Kickass

Kick-Ass – Quebrando Tudo, o novo filme do britânico Matthew Vaughn, é uma espécie de Watchmen da era da internet. Assim como na cultuada minissérie de Alan Moore e Dave Gibbons (lançada no final dos anos 1980), um mundo real com vigilantes mascarados também é a premissa deste divertido longa que mistura a estética sombria do gênero policial com o tom debochado de comédias juvenis. Fora o fato de ambos serem baseados em graphic novels, as semelhanças entres as dois filmes param por aí. “Watchmen”, mesmo com uma trama séria, tinha muito de fantasia, enquanto Kick-Ass tem pretensões mais “realistas”.

Dave Lizewski (Aaron Johnson) é um estudante sem grandes aptidões físicas, viciado em quadrinhos e pornografia que está cansado do seu mundo enfadonho. A grande pergunta da sua vida é: “Se os super-heróis são tão populares, por que ninguém se inspira neles e vai às ruas salvar o mundo?” Decidido a fazer a diferença, o moleque toma a atitude mais alienada e condizente com sua idade: costura uma fantasia, assume o codinome de Kick-Ass e sai para combater o crime.

O que vemos a partir de então é um nerd e as suas frustradamente hilárias tentativas de transformar-se em herói.
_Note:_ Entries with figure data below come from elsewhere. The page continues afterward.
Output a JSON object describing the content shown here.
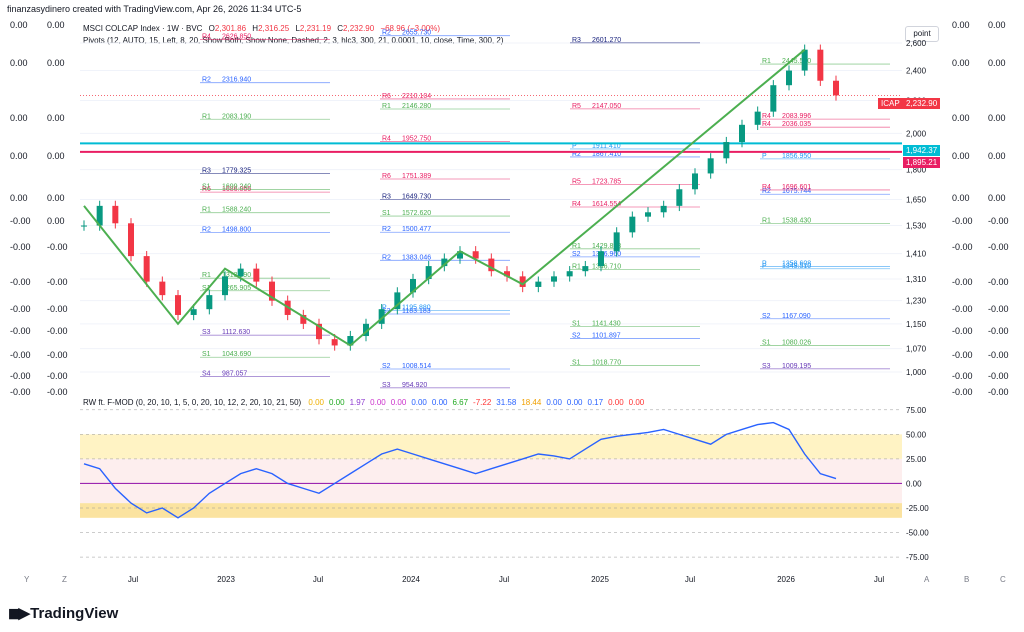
{
  "header": {
    "creator": "finanzasydinero created with TradingView.com, Apr 26, 2026 11:34 UTC-5",
    "point_button": "point"
  },
  "left_axis": {
    "col1": [
      "0.00",
      "0.00",
      "0.00",
      "0.00",
      "0.00",
      "-0.00",
      "-0.00",
      "-0.00",
      "-0.00",
      "-0.00",
      "-0.00",
      "-0.00",
      "-0.00"
    ],
    "col2": [
      "0.00",
      "0.00",
      "0.00",
      "0.00",
      "0.00",
      "0.00",
      "-0.00",
      "-0.00",
      "-0.00",
      "-0.00",
      "-0.00",
      "-0.00",
      "-0.00"
    ]
  },
  "right_axis": {
    "col1": [
      "0.00",
      "0.00",
      "0.00",
      "0.00",
      "0.00",
      "-0.00",
      "-0.00",
      "-0.00",
      "-0.00",
      "-0.00",
      "-0.00",
      "-0.00",
      "-0.00"
    ],
    "col2": [
      "0.00",
      "0.00",
      "0.00",
      "0.00",
      "0.00",
      "-0.00",
      "-0.00",
      "-0.00",
      "-0.00",
      "-0.00",
      "-0.00",
      "-0.00",
      "-0.00"
    ]
  },
  "legend": {
    "symbol_line": "MSCI COLCAP Index · 1W · BVC",
    "o_label": "O",
    "o_value": "2,301.86",
    "h_label": "H",
    "h_value": "2,316.25",
    "l_label": "L",
    "l_value": "2,231.19",
    "c_label": "C",
    "c_value": "2,232.90",
    "change": "−68.96 (−3.00%)",
    "pivots": "Pivots (12, AUTO, 15, Left, 8, 20, Show Both, Show None, Dashed, 2, 3, hlc3, 300, 21, 0.0001, 10, close, Time, 300, 2)",
    "indicator_name": "RW ft. F-MOD (0, 20, 10, 1, 5, 0, 20, 10, 12, 2, 20, 10, 21, 50)",
    "indicator_values": [
      {
        "v": "0.00",
        "color": "#f0b000"
      },
      {
        "v": "0.00",
        "color": "#22aa22"
      },
      {
        "v": "1.97",
        "color": "#8e3bd0"
      },
      {
        "v": "0.00",
        "color": "#cc33cc"
      },
      {
        "v": "0.00",
        "color": "#cc33cc"
      },
      {
        "v": "0.00",
        "color": "#2962ff"
      },
      {
        "v": "0.00",
        "color": "#2962ff"
      },
      {
        "v": "6.67",
        "color": "#22aa22"
      },
      {
        "v": "-7.22",
        "color": "#ff3333"
      },
      {
        "v": "31.58",
        "color": "#2962ff"
      },
      {
        "v": "18.44",
        "color": "#f0a000"
      },
      {
        "v": "0.00",
        "color": "#2962ff"
      },
      {
        "v": "0.00",
        "color": "#2962ff"
      },
      {
        "v": "0.17",
        "color": "#2962ff"
      },
      {
        "v": "0.00",
        "color": "#ff3333"
      },
      {
        "v": "0.00",
        "color": "#ff3333"
      }
    ]
  },
  "price_boxes": {
    "icap_label": "ICAP",
    "icap_value": "2,232.90",
    "line1_value": "1,942.37",
    "line2_value": "1,895.21"
  },
  "pivot_labels": [
    {
      "tag": "R4",
      "val": "2626.850"
    },
    {
      "tag": "R6",
      "val": "2210.104"
    },
    {
      "tag": "R5",
      "val": "2147.050"
    },
    {
      "tag": "R4",
      "val": "2083.996"
    },
    {
      "tag": "R1",
      "val": "2083.190"
    },
    {
      "tag": "R4",
      "val": "1952.750"
    },
    {
      "tag": "R2",
      "val": "1867.410"
    },
    {
      "tag": "R2",
      "val": "1675.744"
    },
    {
      "tag": "R6",
      "val": "1686.066"
    },
    {
      "tag": "R3",
      "val": "1649.730"
    },
    {
      "tag": "R4",
      "val": "1614.554"
    },
    {
      "tag": "R1",
      "val": "1538.430"
    },
    {
      "tag": "R2",
      "val": "1498.800"
    },
    {
      "tag": "R2",
      "val": "1383.046"
    },
    {
      "tag": "R1",
      "val": "1346.710"
    },
    {
      "tag": "P",
      "val": "1349.510"
    },
    {
      "tag": "R1",
      "val": "1313.090"
    },
    {
      "tag": "P",
      "val": "1195.880"
    },
    {
      "tag": "S1",
      "val": "1141.430"
    },
    {
      "tag": "S1",
      "val": "1080.026"
    },
    {
      "tag": "S1",
      "val": "1043.690"
    },
    {
      "tag": "S2",
      "val": "1008.514"
    },
    {
      "tag": "S1",
      "val": "1018.770"
    },
    {
      "tag": "R4",
      "val": "2036.035"
    },
    {
      "tag": "R3",
      "val": "1779.325"
    },
    {
      "tag": "R6",
      "val": "1751.389"
    },
    {
      "tag": "R5",
      "val": "1723.785"
    },
    {
      "tag": "R4",
      "val": "1696.601"
    },
    {
      "tag": "R1",
      "val": "1588.240"
    },
    {
      "tag": "R2",
      "val": "1500.477"
    },
    {
      "tag": "R1",
      "val": "1429.893"
    },
    {
      "tag": "P",
      "val": "1358.608"
    },
    {
      "tag": "S1",
      "val": "1265.905"
    },
    {
      "tag": "S2",
      "val": "1183.183"
    },
    {
      "tag": "S2",
      "val": "1101.897"
    },
    {
      "tag": "S3",
      "val": "1009.195"
    },
    {
      "tag": "S4",
      "val": "987.057"
    },
    {
      "tag": "R2",
      "val": "2655.730"
    },
    {
      "tag": "R3",
      "val": "2601.270"
    },
    {
      "tag": "R1",
      "val": "2445.560"
    },
    {
      "tag": "R2",
      "val": "2316.940"
    },
    {
      "tag": "R1",
      "val": "2146.280"
    },
    {
      "tag": "P",
      "val": "1911.410"
    },
    {
      "tag": "P",
      "val": "1856.950"
    },
    {
      "tag": "S1",
      "val": "1699.240"
    },
    {
      "tag": "S1",
      "val": "1572.620"
    },
    {
      "tag": "S2",
      "val": "1396.960"
    },
    {
      "tag": "S2",
      "val": "1167.090"
    },
    {
      "tag": "S3",
      "val": "1112.630"
    },
    {
      "tag": "S3",
      "val": "954.920"
    }
  ],
  "bottom_axis": {
    "left_letters": [
      "Y",
      "Z"
    ],
    "right_letters": [
      "A",
      "B",
      "C"
    ]
  },
  "brand": "TradingView",
  "chart_data": [
    {
      "type": "line",
      "title": "MSCI COLCAP Index · 1W · BVC",
      "xlabel": "",
      "ylabel": "",
      "x_ticks": [
        "Jul",
        "2023",
        "Jul",
        "2024",
        "Jul",
        "2025",
        "Jul",
        "2026",
        "Jul"
      ],
      "y_ticks": [
        1000,
        1070,
        1150,
        1230,
        1310,
        1410,
        1530,
        1650,
        1800,
        2000,
        2200,
        2400,
        2600
      ],
      "ylim": [
        960,
        2700
      ],
      "log_scale": true,
      "x": [
        "2022-04",
        "2022-05",
        "2022-06",
        "2022-07",
        "2022-08",
        "2022-09",
        "2022-10",
        "2022-11",
        "2022-12",
        "2023-01",
        "2023-02",
        "2023-03",
        "2023-04",
        "2023-05",
        "2023-06",
        "2023-07",
        "2023-08",
        "2023-09",
        "2023-10",
        "2023-11",
        "2023-12",
        "2024-01",
        "2024-02",
        "2024-03",
        "2024-04",
        "2024-05",
        "2024-06",
        "2024-07",
        "2024-08",
        "2024-09",
        "2024-10",
        "2024-11",
        "2024-12",
        "2025-01",
        "2025-02",
        "2025-03",
        "2025-04",
        "2025-05",
        "2025-06",
        "2025-07",
        "2025-08",
        "2025-09",
        "2025-10",
        "2025-11",
        "2025-12",
        "2026-01",
        "2026-02",
        "2026-03",
        "2026-04"
      ],
      "values": [
        1530,
        1620,
        1540,
        1400,
        1300,
        1250,
        1180,
        1200,
        1250,
        1320,
        1350,
        1300,
        1230,
        1180,
        1150,
        1100,
        1080,
        1110,
        1150,
        1200,
        1260,
        1310,
        1360,
        1390,
        1420,
        1390,
        1340,
        1320,
        1280,
        1300,
        1320,
        1340,
        1360,
        1420,
        1500,
        1570,
        1590,
        1620,
        1700,
        1780,
        1860,
        1950,
        2050,
        2130,
        2300,
        2400,
        2550,
        2330,
        2233
      ],
      "series": [
        {
          "name": "ICAP",
          "values": [
            1530,
            1620,
            1540,
            1400,
            1300,
            1250,
            1180,
            1200,
            1250,
            1320,
            1350,
            1300,
            1230,
            1180,
            1150,
            1100,
            1080,
            1110,
            1150,
            1200,
            1260,
            1310,
            1360,
            1390,
            1420,
            1390,
            1340,
            1320,
            1280,
            1300,
            1320,
            1340,
            1360,
            1420,
            1500,
            1570,
            1590,
            1620,
            1700,
            1780,
            1860,
            1950,
            2050,
            2130,
            2300,
            2400,
            2550,
            2330,
            2233
          ]
        }
      ],
      "horizontal_lines": [
        1942.37,
        1895.21
      ],
      "last_price": 2232.9,
      "pivot_zigzag": [
        [
          "2022-04",
          1620
        ],
        [
          "2022-10",
          1150
        ],
        [
          "2023-01",
          1350
        ],
        [
          "2023-09",
          1080
        ],
        [
          "2024-04",
          1420
        ],
        [
          "2024-08",
          1290
        ],
        [
          "2026-02",
          2550
        ]
      ]
    },
    {
      "type": "line",
      "title": "RW ft. F-MOD",
      "y_ticks": [
        75,
        50,
        25,
        0,
        -25,
        -50,
        -75
      ],
      "ylim": [
        -80,
        85
      ],
      "bands": {
        "upper": [
          25,
          50
        ],
        "lower": [
          -35,
          -20
        ]
      },
      "series": [
        {
          "name": "blue",
          "values": [
            20,
            15,
            -5,
            -20,
            -30,
            -25,
            -35,
            -25,
            -10,
            0,
            10,
            15,
            10,
            0,
            -5,
            -10,
            0,
            10,
            20,
            30,
            35,
            30,
            25,
            20,
            15,
            10,
            15,
            20,
            25,
            30,
            28,
            25,
            35,
            45,
            48,
            50,
            52,
            55,
            50,
            45,
            40,
            50,
            55,
            60,
            62,
            55,
            30,
            10,
            5
          ]
        }
      ]
    }
  ]
}
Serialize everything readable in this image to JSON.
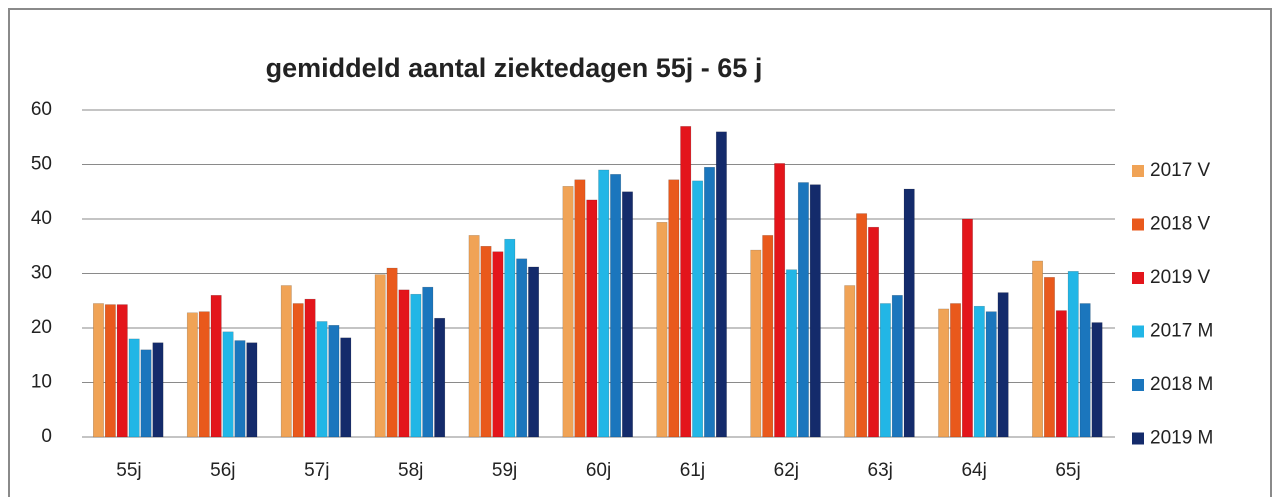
{
  "chart_data": {
    "type": "bar",
    "title": "gemiddeld aantal ziektedagen 55j - 65 j",
    "categories": [
      "55j",
      "56j",
      "57j",
      "58j",
      "59j",
      "60j",
      "61j",
      "62j",
      "63j",
      "64j",
      "65j"
    ],
    "series": [
      {
        "name": "2017 V",
        "color": "#f0a356",
        "values": [
          24.5,
          22.8,
          27.8,
          29.8,
          37,
          46,
          39.4,
          34.3,
          27.8,
          23.5,
          32.3
        ]
      },
      {
        "name": "2018 V",
        "color": "#e9591c",
        "values": [
          24.3,
          23,
          24.5,
          31,
          35,
          47.2,
          47.2,
          37,
          41,
          24.5,
          29.3
        ]
      },
      {
        "name": "2019 V",
        "color": "#e3151b",
        "values": [
          24.3,
          26,
          25.3,
          27,
          34,
          43.5,
          57,
          50.2,
          38.5,
          40,
          23.2
        ]
      },
      {
        "name": "2017 M",
        "color": "#22b6e6",
        "values": [
          18,
          19.3,
          21.2,
          26.2,
          36.3,
          49,
          47,
          30.7,
          24.5,
          24,
          30.4
        ]
      },
      {
        "name": "2018 M",
        "color": "#1b76bd",
        "values": [
          16,
          17.7,
          20.5,
          27.5,
          32.7,
          48.2,
          49.5,
          46.7,
          26,
          23,
          24.5
        ]
      },
      {
        "name": "2019 M",
        "color": "#142b6b",
        "values": [
          17.3,
          17.3,
          18.2,
          21.8,
          31.2,
          45,
          56,
          46.3,
          45.5,
          26.5,
          21
        ]
      }
    ],
    "ylim": [
      0,
      60
    ],
    "yticks": [
      0,
      10,
      20,
      30,
      40,
      50,
      60
    ],
    "grid": true,
    "legend": "right"
  }
}
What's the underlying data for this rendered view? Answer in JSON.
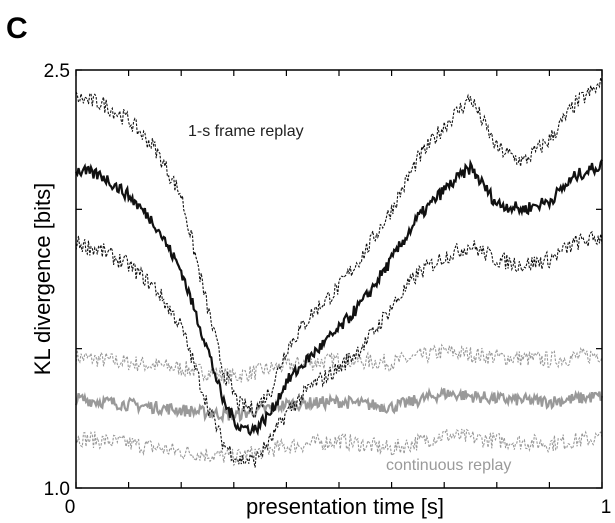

Dave, ou Kick-Ass, não tem muita prática no ofício, apenas o otimismo e a inocência necessária. Quando uma de suas presepadas vai parar no Youtube, o jovem ganha notoriedade graças as redes sociais, tornando-se um exemplo para os seus companheiros porque conseguiu combater alguns bandidos sem utilizar grandes meios.

Não demora muito para aparecer outros vigilantes mascarados, mas nenhum com as boas intenções de Dave. Big Daddy (Nicolas Cage) e sua filha de nove anos Hit-Girl (Chloe Moretz, fantástica) são movidos por vingança. Os dois são verdadeiras máquinas assassinas, sobretudo a garotinha, praticamente a filha da Noiva de Kill Bill, responsável pelas sequências mais sanguinolentas e absurdas do longa. Já Red Mist (Christopher Mintz-Plasse), adora o circo midiático e tem o rabo preso com vilão Frank D’Amico (Mark Strong).

A premissa de Kick-Ass poderia render uma critica ao comodismo, a descrença no discurso político, a sociedade egocêntrica. Mas o diretor e roteirista Matthew Vaughn, optou por fazer um filme divertido,  politicamente incorreto, repleto de ação e pancadaria exageradas. Não foi à toa que precisou bancar o projeto do próprio bolso (com a ajuda de amigos do kilate de Brad Pitt), uma vez que todos os estúdios se negaram a produzir algo tão permeado de violência gráfica envolvendo menores de idade.

A coragem de Vaughn faz sentido. Kick-Ass jamais passaria pelo crivo dos chefões da indústria, não do jeito que chegou aos cinemas. Todo o espírito sacana e ousado da comic book homônima escrita por Mark Millar e ilustrada por John Romita Jr. se perderia na sala de edição, vítima dos cortes de algum engravatado. Pensando bem, quem, em sã consciência, seria capaz de autorizar cenas com uma garotinha decepando membros de brutamontes e soltando palavrões obscenos?

Escrito por Vaughn, Jane Goldman e Mark Millar, o roteiro traz inúmeras referências pop a la Quentin Tarantino: citações a seriados de TV, filmes, celebridades e, claro, HQs, estão por todo lado. Outro ponto favorável ao longa está na fotografia de Ben Davis, que entrega uma paleta de cores que respeita tanto a original da HQ quanto deixa o filme com cara de entretenimento light (mesmo sendo pra maiores) não abusando de tons escuros. A edição e montagem também são perfeitas, quase sempre sincronizadas com a trilha sonora e a coreografia das lutas, tornando o filme bem dinâmico.

Sem sentimentalismo excessivo ou ingenuidade, Kick-Ass é um programa perfeito para fãs de quadrinhos, videogames, pancadaria, o melhor filme até agora do primeiro semestre de 2010. Apesar do seu tom cartunesco e despretensioso, de certa forma, acaba chutando as bundas de uma boa parcela da juventude: existe por parte deles a percepção de que algo está errado e precisa ser mudado, mas preferem encontrar abrigo fora do mundo real, nos Orkuts e Facebooks da vida.

(4/5)

Kick-Ass – Quebrando Tudo (Kick-Ass)
Estados Unidos / Reino Unido, 2010 – 117 min.
Direção: Matthew Vaughn. | Roteiro: Jane Goldman, Mark Millar e Matthew Vaughn.
Elenco: Aaron Johnson, Chloe Moretz, Nicolas Cage, Mark Strong, Christopher Mintz-Plasse.